Zac doesn't live in our house anymore.
He's moved out. Gone. Shoved every belonging he had in a box or a bag and hit the road.
Of course, that road was a short one. He only moved to my office behind the house. And as it's a mere twenty feet away, I haven't yet shed a tear.
But still, I'm sad. My son is seventeen, and salivating for independence. For now, he's satisfied to have a room apart from the house. He loves the cedar-lined ceiling of my former retreat space. He likes the light I picked out at Ikea--the one I used to have angled down at my writing desk. He's okay with the expanse of hunter green wall paper along the tops of the walls and the coordinating green and burgandy plaid along the bottoms. He's even promised to not poke pinholes through the wall paper.
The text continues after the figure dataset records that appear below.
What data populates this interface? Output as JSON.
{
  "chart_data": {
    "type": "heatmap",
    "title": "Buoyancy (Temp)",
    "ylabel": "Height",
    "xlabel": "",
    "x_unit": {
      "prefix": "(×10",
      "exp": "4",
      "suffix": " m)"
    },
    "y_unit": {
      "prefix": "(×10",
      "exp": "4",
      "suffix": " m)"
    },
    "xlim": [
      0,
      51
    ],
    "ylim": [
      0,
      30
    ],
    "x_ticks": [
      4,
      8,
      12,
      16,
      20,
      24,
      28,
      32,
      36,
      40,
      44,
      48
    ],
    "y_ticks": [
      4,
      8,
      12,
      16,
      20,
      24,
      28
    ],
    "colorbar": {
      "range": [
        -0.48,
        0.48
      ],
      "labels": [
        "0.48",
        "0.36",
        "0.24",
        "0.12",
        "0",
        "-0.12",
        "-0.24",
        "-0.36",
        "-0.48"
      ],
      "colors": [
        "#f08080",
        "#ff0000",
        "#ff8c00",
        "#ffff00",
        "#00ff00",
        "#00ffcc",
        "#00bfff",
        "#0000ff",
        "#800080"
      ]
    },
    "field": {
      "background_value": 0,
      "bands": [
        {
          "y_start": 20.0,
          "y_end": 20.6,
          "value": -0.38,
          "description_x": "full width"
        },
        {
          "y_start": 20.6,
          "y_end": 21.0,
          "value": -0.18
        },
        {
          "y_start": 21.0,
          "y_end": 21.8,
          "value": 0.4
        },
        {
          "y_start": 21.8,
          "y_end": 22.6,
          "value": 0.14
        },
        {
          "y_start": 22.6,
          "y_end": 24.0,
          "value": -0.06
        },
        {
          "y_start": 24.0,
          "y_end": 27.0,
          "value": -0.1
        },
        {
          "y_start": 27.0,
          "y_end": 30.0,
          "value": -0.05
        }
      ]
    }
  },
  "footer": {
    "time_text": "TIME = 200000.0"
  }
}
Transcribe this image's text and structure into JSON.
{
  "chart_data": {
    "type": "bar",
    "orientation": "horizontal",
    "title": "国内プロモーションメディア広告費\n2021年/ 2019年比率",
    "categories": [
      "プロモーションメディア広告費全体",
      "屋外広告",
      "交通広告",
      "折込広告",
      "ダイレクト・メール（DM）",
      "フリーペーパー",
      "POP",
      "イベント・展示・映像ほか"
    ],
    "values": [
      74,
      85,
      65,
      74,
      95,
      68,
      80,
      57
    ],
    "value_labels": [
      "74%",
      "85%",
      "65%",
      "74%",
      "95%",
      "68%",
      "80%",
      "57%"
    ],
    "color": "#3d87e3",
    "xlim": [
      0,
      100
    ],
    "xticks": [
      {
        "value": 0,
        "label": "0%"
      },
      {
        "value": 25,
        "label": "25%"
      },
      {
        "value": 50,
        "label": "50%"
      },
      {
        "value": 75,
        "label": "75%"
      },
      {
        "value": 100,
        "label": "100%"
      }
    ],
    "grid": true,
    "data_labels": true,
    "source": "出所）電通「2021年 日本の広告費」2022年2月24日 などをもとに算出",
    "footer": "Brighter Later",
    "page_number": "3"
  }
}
But even that promise makes me sad. It implies that one day -- probably long before I'm ready for it -- he'll repack all those posters, trophies, tennis shoes and basketball paraphernalia and vacate this space again. I'll come into an empty room and stare at my pristine, pinhole-less wall paper and wish he'd left a mark.
Yesterday, when he was off at basketball camp and I had the whole 13 acres of property to myself, I went out to his new room and sat on the edge of his bed. I absorbed the smell that only a seventeen-year old boy could imbue into the fibers of a place (and, remarkably, in less than 24 hours), and then, because I wanted to know what it was like for him to sleep in his new room, I curled up on his bed. And the feeling that came over me as I settled against his comforter was one of complete, utter peace. The tension I'd been carrying slipped away. I felt my face relax, the frown and furrows gone. Outside his window, beyond the burgandy curtains I hung last year when the place was mine, the green leaves of a distant maple splayed against a vivid blue sky. I laid for a long time watching those leaves and letting the silence surround and soothe me.
They can't stay little forever. Eventually, I'll have to let him go. But when that day comes, I'll pray he'll carry a measure of peace with him on his travels. I'll pray, too, that wherever those travels take him, he'll remember this place ... where he's loved and missed.